Salvatore’s whole chest felt like it was splitting in two, but he stood where he was, staring at her, feeling like his whole world was imploding.

This beautiful precious woman. He prayed then, to God, to everyone and everything who held any kind of power.

He prayed that she would be okay. God, but he needed to know that.

“Don’t move, Emme. Don’t move. Help is on the way,” Leandro replied, stroking her hand.

Salvatore pressed the phone tighter to his ear, and started to move swiftly down the stairs, coming to crouch at her other side, ignoring the way Leandro was shooting daggers at him. Neither of them would be stupid enough to fight now. Not with Emilia in this condition.

“It’s okay,” she said, pressing her fingers to her temple as she went to sit up.

Salvatore moved in quickly, grabbing her behind the shoulders and steadying her. “Don’t move, cara. Don’t move.”

“I’m fine,” she said, flicking her gaze to him, and frowning slightly. Fear curdled in his gut. The fear that he’d hurt her; that she’d hate him.

“Damn it,” he cursed into the phone, at how long it was taking to connect. “There’s no reception in here.”

Leandro looked around. “I’ll drive her.”

“I’m okay,” she insisted.

“You’re going to hospital, Emme,” Leandro’s voice was curt.

Salvatore, crouching beside her, reached for Emilia’s hand, holding it in his. “He’s right, cara mia. You have to see a doctor.”

“No, I just need to go,” she muttered. “Would you get me out of here?”

In his gut, Salvatore felt a burst of relief that she’d asked him. Relief that she’d turned to him rather than Leandro.

“I would prefer not to move you,” he said, though, reluctantly. Torn between his need to give her what she’d asked for, and what he thought to be right.

“I’m fine,” she insisted. “Please just take me home.”

He could feel Leandro’s response. There was something in the tension of the other man, the way his whole body was radiating an ice like rejection. Rather than risk Leandro saying or doing anything to upset Emilia, Salvatore nodded once. “I’ll take you away,” he promised. “On one condition.”

She glanced at him mutinously, but he barely noticed.
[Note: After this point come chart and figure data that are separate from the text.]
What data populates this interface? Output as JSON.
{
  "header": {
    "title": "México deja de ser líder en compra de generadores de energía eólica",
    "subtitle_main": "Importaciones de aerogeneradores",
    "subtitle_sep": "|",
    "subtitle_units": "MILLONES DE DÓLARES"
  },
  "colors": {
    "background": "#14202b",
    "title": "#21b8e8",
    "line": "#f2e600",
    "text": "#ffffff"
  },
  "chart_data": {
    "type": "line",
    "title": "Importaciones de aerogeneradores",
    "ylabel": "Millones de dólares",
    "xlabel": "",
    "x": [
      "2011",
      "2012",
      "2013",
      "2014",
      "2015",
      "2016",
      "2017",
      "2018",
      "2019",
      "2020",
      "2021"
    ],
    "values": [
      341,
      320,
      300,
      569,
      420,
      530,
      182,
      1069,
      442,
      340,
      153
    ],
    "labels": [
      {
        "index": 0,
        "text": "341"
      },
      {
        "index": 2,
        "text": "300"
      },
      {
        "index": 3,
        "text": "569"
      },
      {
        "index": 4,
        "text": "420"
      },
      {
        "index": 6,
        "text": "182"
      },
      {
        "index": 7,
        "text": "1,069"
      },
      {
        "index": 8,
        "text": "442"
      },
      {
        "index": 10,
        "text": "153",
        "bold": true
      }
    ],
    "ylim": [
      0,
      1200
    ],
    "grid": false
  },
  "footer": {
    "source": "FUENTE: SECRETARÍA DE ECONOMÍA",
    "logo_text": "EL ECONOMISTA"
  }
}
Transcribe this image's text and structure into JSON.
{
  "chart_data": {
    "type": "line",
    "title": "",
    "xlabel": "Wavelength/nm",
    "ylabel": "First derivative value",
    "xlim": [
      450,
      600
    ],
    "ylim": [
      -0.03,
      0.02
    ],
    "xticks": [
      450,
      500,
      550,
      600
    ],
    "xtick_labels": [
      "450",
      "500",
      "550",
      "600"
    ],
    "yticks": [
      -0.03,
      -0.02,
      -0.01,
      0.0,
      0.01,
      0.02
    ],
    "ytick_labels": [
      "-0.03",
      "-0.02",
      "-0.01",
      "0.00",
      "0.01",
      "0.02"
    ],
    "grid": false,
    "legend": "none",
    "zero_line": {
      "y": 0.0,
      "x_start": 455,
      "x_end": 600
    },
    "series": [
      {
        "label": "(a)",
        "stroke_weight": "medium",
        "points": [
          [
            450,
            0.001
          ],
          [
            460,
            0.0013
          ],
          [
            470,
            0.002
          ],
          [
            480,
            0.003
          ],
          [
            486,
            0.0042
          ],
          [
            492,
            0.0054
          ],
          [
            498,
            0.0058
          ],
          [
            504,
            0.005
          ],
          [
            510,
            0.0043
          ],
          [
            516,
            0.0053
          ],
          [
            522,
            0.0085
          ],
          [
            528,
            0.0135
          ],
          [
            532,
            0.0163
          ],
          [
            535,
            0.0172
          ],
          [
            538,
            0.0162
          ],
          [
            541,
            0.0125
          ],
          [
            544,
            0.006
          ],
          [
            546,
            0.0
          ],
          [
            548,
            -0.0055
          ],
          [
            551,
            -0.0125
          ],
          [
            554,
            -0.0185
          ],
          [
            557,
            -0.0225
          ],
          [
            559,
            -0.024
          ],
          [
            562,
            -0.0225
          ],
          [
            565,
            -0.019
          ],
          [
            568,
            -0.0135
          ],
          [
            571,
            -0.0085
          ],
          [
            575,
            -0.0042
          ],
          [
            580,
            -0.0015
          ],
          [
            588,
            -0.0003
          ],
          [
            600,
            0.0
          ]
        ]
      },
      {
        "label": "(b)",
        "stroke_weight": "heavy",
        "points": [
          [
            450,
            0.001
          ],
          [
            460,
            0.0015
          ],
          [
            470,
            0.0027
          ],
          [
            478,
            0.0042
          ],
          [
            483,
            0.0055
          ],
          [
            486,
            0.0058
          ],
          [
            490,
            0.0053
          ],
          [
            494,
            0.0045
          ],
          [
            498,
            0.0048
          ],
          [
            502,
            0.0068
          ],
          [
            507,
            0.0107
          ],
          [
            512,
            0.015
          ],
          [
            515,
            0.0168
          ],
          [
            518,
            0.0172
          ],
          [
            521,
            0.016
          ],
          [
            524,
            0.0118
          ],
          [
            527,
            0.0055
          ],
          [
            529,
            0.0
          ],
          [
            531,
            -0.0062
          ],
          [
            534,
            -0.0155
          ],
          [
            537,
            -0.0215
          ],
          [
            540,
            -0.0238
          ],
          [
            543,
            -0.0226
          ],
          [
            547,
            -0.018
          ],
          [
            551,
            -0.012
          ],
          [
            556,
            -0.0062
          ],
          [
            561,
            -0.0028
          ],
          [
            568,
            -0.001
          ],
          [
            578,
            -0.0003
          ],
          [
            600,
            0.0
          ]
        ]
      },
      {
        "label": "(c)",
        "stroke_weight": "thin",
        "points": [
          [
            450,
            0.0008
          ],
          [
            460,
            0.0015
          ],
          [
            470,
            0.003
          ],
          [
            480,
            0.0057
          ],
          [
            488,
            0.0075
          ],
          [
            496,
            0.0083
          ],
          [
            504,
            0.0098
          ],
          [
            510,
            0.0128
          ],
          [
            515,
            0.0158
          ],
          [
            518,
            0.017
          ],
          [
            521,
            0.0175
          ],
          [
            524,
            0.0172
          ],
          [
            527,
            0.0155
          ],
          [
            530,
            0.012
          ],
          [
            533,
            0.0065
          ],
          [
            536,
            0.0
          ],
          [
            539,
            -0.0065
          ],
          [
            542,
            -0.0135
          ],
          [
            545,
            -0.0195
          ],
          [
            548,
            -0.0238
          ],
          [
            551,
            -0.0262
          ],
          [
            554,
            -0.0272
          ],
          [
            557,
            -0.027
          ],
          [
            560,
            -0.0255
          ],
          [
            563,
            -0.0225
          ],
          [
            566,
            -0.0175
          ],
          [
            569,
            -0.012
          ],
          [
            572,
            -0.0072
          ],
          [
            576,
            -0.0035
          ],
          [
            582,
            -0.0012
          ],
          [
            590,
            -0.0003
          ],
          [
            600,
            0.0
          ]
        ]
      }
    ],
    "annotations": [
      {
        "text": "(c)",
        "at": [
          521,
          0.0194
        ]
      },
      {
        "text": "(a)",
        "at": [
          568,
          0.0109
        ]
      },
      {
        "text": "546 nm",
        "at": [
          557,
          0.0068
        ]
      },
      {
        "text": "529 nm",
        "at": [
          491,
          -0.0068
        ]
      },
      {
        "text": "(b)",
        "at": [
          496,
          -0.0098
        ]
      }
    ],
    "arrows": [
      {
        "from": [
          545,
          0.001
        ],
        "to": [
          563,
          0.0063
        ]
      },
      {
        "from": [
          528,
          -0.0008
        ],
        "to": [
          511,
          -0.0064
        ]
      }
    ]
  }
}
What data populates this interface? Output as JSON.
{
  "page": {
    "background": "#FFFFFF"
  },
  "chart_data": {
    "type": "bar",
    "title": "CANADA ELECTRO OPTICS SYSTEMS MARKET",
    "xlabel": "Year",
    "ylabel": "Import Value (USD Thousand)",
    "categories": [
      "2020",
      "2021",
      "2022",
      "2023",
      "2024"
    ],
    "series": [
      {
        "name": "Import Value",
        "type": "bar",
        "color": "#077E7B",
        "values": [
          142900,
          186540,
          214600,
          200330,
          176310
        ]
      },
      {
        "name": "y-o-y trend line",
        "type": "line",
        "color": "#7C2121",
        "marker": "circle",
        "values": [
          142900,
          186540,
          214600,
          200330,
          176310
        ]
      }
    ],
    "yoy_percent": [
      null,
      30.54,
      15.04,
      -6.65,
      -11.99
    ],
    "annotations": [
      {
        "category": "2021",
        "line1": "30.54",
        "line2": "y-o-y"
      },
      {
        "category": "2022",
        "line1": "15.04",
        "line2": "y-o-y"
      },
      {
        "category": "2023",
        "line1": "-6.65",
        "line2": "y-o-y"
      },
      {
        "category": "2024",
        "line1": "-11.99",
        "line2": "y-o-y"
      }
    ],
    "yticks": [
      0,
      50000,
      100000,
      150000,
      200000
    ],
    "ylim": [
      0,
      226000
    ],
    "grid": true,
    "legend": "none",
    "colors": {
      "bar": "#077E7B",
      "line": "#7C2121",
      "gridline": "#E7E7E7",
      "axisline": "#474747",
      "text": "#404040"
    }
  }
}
All he could see was the pale colour of her skin, and he knew in that moment he would do whatever was necessary to fix this.

“We are going to hospital, before I take you home.”

“Salvatore, please?—,”

“No, Emilia.” He glanced across at Leandro, whose face was stone-like. “This is non-negotiable.” And then, with a look back at Emilia, “I need to know you’re okay.”

She expelled a breath slowly. “But I am. I don’t need a doctor.”

“Then do it because I need it. I need to know.”

She opened her mouth to fight him, to argue, but after a moment, she simply nodded. “Okay. But it’s a fuss about nothing.”